Attribute rule precedence goes from the tag-specific, the special "_" tag and then the special "*" tag.

OTHER CONSIDERATIONS

This module just deals with HTML tags. There are other ways of injecting potentially harmful code into documents, including CSS, faking out an img or object tag, etc. Without extending this module to include a CSS parser, for example, addressing these cases will be difficult.
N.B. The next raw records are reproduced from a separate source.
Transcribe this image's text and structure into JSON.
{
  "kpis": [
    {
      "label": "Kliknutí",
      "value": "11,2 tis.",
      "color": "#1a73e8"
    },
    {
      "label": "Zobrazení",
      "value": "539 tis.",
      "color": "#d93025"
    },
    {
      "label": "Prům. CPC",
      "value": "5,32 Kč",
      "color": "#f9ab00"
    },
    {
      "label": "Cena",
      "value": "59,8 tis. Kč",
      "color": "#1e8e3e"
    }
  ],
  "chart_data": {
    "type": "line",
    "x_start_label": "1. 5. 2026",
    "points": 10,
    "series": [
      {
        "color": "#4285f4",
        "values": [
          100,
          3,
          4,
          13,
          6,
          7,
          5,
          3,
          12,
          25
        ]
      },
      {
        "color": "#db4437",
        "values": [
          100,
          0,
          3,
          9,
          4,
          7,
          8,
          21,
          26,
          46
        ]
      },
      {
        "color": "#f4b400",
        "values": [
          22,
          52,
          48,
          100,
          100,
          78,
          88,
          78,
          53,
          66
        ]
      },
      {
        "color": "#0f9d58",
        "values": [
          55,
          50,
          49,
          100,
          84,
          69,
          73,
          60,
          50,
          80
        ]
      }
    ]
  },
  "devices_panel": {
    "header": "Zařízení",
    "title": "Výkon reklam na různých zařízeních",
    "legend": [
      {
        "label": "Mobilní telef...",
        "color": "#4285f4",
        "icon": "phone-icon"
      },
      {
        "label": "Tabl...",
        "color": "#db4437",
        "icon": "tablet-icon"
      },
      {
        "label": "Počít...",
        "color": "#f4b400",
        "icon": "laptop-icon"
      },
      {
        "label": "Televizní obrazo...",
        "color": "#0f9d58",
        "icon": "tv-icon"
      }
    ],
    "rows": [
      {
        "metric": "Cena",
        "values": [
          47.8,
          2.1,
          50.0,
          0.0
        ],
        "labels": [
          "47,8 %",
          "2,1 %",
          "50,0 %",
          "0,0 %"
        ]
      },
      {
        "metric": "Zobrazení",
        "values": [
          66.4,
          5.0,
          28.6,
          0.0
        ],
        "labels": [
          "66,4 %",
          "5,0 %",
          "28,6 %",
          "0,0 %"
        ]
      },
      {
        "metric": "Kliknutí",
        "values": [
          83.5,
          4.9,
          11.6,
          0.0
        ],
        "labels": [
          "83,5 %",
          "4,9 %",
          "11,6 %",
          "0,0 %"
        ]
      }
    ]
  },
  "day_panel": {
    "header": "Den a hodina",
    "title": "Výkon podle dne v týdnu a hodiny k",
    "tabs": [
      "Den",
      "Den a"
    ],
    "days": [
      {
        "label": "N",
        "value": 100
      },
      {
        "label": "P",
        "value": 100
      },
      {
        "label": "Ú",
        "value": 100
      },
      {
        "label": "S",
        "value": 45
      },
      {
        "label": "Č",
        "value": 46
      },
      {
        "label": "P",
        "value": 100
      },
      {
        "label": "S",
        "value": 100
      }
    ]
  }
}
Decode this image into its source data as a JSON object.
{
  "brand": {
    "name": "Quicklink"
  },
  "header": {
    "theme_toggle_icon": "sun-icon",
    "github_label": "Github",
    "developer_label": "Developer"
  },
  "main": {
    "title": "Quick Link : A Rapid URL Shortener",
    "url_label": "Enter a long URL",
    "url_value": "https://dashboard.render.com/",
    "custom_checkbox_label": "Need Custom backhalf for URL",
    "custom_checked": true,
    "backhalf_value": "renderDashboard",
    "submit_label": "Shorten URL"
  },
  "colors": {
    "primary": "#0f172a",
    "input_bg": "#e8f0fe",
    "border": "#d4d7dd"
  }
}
It's recommended that tags and attributes like this simply be stripped.

If you're using this to sanitize code provided by a 3rd party, also check to ensure that you're either matching character sets, or converting as necessary.

BUGS

The "preserve_children" flag may not allow for the filtering of "preserved" child elements, since we're changing the content_list of the parent element after we've started iterating over it.

SEE ALSO

HTML::TreeBuilder, HTML::Element, HTML::Parser, Safe

AUTHOR

Copyright (c) 2003 David Nesting. All Rights Reserved.

This library is free software; you can redistribute it and/or modify it under the same terms as Perl itself.

This program is distributed in the hope that it will be useful, but without any warranty; without even the implied warranty of merchantability or fitness for a particular purpose.